The governing PCs say such measures would help promote efficiency and end hallway healthcare.
However, a report published by the Financial Accountability Office of Ontario (FAO), the province’s financial watchdog, says trying to reduce hallway healthcare while also reducing the budget deficit may not be viable. The report said a fall in healthcare funding would make it difficult to achieve its objective of improved access to hospital beds.
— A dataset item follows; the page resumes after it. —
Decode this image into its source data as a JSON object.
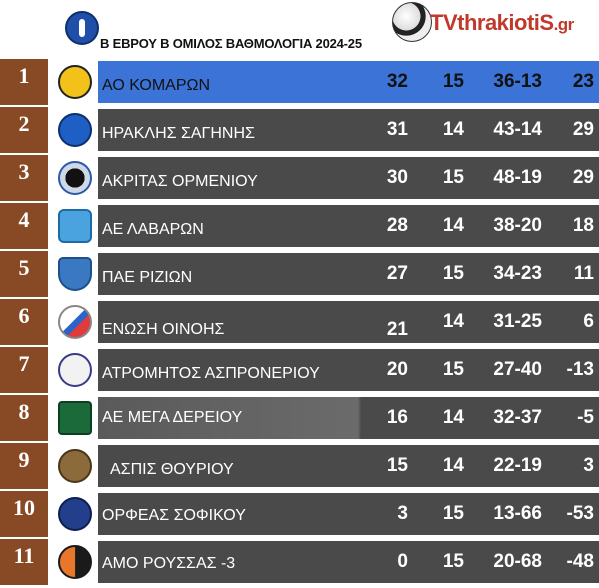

“Based on FAO calculations, to achieve the health ministry spending restraint outlined in the 2019 budget, the Province will be required to restrict base hospital operating funding growth to less than one per cent annually over five years,” the report says. “It is not clear whether targeting spending to long-term care homes, community programs and health capital program areas, while restricting base hospital operating funding growth to less than one per cent, will allow the Province to achieve its objective to end hallway health care.”
In addition, the report disputes the claim that creating OHTs will save $350 million.
“Based on the FAO’s review, it is not clear what impact, if any, the formation of Ontario Health Teams will have on MOHLTC’s (Ministry of Health and Long Term Care) budget. The Province has not publicly announced any savings targets resulting from this initiative,” the report said.